Atalay, “Osmanlıcanın Türkçe olduğunu da bilmezler. Osmanlıca Türkçedir, sadece farklı alfabeyle yazılan Türkçedir. Bunu herkes bilir.Bütün klasik eserlerimiz Osmanlıcadır.Kendimizi sadece Cumhuriyet Dönemi yazılmış eserlerle mi temsil ediyoruz?Şu anda bütün okunması tavsiye edilen eserler Osmanlıcadır.Tercümesi yapılmıştır, Bütün tarihimiz Osmanlıcadır.1. Meclis’in tutanakları Osmanlıcadır” ifadelerini kullandı.
Bu konularda yazan bazı yazarları okuyunca “hayret ettiğini” söyleyen Atalay, şöyle devam etti:
“Gözlüyoruz CHP’yi, yani ana muhalefet partisi iktidar yarısıdır. Yani o kadar sorumluluk taşıması gerekir. CHP’nin tarihimizle, toplumsal değerlerimizle, dini değerlerimizle giderek barışıyor gibi hissediyorsunuz bazen; ama böyle bir durum geliyor, nafile diyorsunuz, onların kodları bu, genlerine işlemiş ve değişmiyor.Tarihimizle, kültürümüzle barışmaları da mümkün olmuyor.Bunları çok sığ buluyorum.Türkiye gibi bir ülkeye yakışmaz, diyorum.Halbuki bilseler artık kuşaklar çok değişiyor.İnsanlar birkaç dil biliyor.Hele kendi kaynaklarını okumak için bir dil değil bu, bir okumadır sadece.Çok kısa sürede öğrenilir.Ben kendi çabamla fakülteyi bitirdikten sonra öğrenmişimdir.Bunun sıkıntısı çeken çok insan bilirim ben.Okuyamaz, araştırma yapamaz. Bunların gündeme getirilmesi bile üzücü.”
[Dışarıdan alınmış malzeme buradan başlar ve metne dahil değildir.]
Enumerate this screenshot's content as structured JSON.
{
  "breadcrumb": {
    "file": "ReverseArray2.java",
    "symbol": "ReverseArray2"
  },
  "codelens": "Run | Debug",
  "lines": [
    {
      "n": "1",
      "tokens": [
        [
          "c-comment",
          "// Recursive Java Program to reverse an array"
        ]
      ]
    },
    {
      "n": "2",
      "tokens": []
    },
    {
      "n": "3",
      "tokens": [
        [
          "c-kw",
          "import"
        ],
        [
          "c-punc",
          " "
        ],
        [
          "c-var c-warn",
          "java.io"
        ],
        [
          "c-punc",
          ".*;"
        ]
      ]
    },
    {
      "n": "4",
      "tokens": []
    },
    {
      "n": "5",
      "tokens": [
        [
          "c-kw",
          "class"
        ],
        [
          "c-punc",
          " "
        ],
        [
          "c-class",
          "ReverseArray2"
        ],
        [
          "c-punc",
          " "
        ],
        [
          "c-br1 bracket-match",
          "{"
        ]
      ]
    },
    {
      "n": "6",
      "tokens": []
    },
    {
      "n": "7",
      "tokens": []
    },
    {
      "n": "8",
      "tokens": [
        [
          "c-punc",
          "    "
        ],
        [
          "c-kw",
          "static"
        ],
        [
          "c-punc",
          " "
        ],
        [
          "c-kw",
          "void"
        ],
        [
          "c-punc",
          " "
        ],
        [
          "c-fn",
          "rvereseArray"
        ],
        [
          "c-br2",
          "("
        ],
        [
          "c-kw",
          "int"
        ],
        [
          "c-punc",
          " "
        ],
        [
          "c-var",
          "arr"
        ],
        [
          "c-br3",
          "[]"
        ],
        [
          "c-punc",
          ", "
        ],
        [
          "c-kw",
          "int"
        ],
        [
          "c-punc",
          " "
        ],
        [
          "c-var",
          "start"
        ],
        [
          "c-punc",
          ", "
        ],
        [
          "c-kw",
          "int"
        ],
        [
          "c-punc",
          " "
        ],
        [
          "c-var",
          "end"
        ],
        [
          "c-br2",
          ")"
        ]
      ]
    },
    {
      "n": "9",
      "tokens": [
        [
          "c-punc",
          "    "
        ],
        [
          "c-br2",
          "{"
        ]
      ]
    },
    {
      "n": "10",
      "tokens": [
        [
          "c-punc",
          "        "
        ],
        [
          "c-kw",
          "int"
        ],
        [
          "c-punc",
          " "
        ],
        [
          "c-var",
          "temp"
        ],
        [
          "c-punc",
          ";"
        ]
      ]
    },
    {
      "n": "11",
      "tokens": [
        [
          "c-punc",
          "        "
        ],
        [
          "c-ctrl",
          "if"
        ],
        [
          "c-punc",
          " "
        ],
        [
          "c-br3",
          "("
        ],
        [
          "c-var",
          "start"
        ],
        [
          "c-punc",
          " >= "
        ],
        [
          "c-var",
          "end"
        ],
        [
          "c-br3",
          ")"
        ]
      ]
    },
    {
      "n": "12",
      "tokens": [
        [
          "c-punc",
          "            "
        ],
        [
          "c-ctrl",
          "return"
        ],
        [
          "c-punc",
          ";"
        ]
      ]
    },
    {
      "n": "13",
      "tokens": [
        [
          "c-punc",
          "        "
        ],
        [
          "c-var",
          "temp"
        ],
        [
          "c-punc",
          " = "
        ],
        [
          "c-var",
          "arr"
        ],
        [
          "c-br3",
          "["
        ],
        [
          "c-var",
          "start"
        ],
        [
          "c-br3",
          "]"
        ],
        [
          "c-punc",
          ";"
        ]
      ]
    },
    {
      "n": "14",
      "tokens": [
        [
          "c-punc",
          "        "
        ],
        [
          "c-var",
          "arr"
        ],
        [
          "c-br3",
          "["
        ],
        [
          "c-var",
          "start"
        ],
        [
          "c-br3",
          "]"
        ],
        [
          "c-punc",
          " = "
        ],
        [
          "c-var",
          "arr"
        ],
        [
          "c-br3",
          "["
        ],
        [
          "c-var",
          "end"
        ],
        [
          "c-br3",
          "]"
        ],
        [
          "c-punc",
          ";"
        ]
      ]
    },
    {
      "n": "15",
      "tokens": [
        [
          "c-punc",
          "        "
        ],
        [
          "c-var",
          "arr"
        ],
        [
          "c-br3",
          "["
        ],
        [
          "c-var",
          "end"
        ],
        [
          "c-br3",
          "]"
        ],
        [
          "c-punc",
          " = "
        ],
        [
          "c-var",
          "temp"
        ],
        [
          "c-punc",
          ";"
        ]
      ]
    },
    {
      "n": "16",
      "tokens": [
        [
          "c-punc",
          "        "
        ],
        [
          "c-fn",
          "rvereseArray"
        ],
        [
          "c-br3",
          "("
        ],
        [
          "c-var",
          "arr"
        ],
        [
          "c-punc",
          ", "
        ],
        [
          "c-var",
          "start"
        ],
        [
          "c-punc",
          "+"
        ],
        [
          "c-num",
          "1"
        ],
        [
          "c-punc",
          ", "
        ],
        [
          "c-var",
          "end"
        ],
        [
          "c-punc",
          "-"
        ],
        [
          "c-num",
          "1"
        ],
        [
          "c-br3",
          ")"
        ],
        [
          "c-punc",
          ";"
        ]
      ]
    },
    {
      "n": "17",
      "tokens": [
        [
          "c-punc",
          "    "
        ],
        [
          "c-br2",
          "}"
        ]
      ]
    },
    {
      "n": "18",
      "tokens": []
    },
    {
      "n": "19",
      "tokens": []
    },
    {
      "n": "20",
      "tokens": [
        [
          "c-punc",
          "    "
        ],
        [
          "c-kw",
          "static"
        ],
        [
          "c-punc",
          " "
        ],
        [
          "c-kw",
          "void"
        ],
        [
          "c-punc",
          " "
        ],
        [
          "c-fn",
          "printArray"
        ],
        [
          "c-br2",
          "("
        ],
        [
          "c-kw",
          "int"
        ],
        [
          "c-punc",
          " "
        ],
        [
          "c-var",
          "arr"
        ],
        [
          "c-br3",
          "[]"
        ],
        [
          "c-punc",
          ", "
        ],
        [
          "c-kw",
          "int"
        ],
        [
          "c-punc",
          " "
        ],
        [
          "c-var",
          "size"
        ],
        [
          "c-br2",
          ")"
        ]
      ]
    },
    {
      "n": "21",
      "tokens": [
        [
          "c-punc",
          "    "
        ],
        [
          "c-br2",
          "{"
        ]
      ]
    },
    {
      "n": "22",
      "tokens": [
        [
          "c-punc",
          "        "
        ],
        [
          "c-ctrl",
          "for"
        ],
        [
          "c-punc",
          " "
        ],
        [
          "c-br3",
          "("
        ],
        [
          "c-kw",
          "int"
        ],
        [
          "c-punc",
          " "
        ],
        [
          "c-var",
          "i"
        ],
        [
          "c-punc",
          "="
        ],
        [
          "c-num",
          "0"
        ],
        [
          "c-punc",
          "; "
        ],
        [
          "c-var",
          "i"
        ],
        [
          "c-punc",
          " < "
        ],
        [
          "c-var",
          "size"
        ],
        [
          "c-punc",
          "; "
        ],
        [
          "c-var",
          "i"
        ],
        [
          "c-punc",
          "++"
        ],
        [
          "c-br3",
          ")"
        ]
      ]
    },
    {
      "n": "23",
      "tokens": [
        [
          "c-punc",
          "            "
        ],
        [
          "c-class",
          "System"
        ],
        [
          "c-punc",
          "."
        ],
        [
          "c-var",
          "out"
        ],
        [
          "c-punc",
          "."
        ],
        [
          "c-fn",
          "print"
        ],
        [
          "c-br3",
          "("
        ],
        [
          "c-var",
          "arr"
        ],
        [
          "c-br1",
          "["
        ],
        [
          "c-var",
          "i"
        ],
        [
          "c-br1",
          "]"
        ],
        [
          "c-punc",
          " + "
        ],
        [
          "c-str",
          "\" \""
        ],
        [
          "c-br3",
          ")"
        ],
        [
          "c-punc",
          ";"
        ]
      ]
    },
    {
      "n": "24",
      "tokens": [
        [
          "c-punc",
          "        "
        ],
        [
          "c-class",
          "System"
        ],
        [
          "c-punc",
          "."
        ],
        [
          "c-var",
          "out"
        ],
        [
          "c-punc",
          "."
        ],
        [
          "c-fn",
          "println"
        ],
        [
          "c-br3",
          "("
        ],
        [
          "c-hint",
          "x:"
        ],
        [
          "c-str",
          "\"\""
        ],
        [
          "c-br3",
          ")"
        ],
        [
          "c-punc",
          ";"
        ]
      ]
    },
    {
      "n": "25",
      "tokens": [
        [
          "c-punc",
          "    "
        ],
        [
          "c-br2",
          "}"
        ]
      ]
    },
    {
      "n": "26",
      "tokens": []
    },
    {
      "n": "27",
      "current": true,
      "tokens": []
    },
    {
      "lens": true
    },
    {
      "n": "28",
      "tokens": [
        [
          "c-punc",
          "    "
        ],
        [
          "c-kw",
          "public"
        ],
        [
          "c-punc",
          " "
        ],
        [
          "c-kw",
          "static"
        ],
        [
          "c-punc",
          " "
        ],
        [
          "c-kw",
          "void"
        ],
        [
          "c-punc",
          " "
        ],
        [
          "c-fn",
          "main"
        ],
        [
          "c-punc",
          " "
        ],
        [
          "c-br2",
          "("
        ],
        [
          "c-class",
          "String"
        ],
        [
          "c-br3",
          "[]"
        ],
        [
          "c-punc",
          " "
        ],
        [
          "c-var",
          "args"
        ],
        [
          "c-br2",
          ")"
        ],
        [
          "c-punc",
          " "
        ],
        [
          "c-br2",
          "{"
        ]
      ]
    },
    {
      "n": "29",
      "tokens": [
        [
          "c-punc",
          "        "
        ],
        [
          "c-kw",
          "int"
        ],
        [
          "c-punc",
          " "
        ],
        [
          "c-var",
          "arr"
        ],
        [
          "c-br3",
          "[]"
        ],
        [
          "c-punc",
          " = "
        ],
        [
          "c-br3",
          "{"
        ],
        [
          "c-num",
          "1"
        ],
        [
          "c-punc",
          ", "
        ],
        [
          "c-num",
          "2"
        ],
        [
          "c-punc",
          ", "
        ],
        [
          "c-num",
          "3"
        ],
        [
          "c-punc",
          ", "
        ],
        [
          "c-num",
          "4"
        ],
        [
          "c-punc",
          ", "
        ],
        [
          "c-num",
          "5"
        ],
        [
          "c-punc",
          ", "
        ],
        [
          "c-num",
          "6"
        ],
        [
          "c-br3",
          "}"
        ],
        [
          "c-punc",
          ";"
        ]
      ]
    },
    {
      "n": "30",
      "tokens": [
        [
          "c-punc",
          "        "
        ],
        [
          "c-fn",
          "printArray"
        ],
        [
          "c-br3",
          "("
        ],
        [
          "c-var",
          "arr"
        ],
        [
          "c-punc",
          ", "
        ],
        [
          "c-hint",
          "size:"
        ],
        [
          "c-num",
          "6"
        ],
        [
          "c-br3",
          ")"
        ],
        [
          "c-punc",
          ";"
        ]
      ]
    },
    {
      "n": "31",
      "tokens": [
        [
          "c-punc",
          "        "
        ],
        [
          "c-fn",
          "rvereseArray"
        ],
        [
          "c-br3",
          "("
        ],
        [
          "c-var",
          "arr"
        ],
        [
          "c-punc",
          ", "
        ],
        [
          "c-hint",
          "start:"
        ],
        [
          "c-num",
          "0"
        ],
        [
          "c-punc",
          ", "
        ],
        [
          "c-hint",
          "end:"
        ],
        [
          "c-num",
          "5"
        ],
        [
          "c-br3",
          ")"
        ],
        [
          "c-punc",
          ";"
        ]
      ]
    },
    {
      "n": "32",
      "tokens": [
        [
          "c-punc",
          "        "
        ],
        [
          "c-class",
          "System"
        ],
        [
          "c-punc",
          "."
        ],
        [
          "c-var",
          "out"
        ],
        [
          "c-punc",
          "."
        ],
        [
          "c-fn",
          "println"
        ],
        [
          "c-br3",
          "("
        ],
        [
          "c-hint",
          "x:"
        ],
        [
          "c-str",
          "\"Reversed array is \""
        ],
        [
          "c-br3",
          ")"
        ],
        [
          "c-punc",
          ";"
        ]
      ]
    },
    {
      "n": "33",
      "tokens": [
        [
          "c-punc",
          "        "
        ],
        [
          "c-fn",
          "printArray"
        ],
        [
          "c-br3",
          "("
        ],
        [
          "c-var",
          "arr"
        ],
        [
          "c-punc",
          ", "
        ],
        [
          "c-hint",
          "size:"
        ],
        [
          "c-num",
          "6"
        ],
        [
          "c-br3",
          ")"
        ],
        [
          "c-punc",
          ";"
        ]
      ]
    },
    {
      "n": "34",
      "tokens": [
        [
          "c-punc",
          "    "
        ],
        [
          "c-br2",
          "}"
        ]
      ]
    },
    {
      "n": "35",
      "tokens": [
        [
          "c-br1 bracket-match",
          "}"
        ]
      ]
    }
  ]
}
Atalay, bir gazetecinin, “CHP Sözcüsü Haluk Koç, KPSS ile ilgili iddialarda bulundu. Bunları nasıl değerlendiriyorsunuz?” sorusuna da şu yanıtı verdi:
“Ben buna basın toplantısında cevap vermeye bile gerek görmedim. İşin aslı şu; paralel yapı CHP’yi bir dosya götürüyor.CHP’nin sözcüsü, paralel yapının sözcülüğünü, adeta papağanlığını yapıyor.Zaten geçen Aralık’tan beri, bir yıldır CHP paralel yapının sözcülüğünü yapıyor.Yazık, diyorum bu sözcüye.Kendisi için de üzgünüm.Bu bir boş dosya.CHP’nin klasiğidir bu. Özellikle Kılıçdaroğlu’nun eline birisi, bir dosya tutuşturur, o içini çok incelemez, zaten anlamaz da. Hemen buna sarılırlar mal bulmuş mağribi gibi… Hemen basının karşısına geçer, açıklar.Sonra o dosyanın içinin boş olduğu açıklamalarla, düzeltmelerle ortaya çıkar.Bu hep böyledir, bu da onlardan biri.Ben bunu ana muhalefetin tam bir acizliği olarak görüyorum. Hiçbir değer, politika üretemeyince böyle bir yerlerden gelecek doğru yanlış bilgilerle siyaset yapacak, iktidar partisini bunlarla yıpratmaya çalışacak bir şey olarak görüyorum.”
Bu dosyayı CHP’ye verenlerin asıl korkusunun, KPSS yolsuzlukları ile ilgili yargıdaki davalar olduğunu öne süren Atalay, “Bunlardan biri sona gidiyor. Esas telaşları, buradan gelecek sonuçlardır ama korkunun da ecele faydası yok, onlar ortaya çıkacak.ÖSYM açıklamayı yaptı.Kurumlar talep ediyor, onların istedikleri özellikte talep, makine ortamında bulunup gönderiliyor.Bazen onların istediği özellikte biri yüksek puanda bulunamayabilir, daha düşük puanda bulunabilir.Bunlar tabii şeyler.Şu anda KPSS sitemi Türkiye’de çok iyi yürüyor” dedi.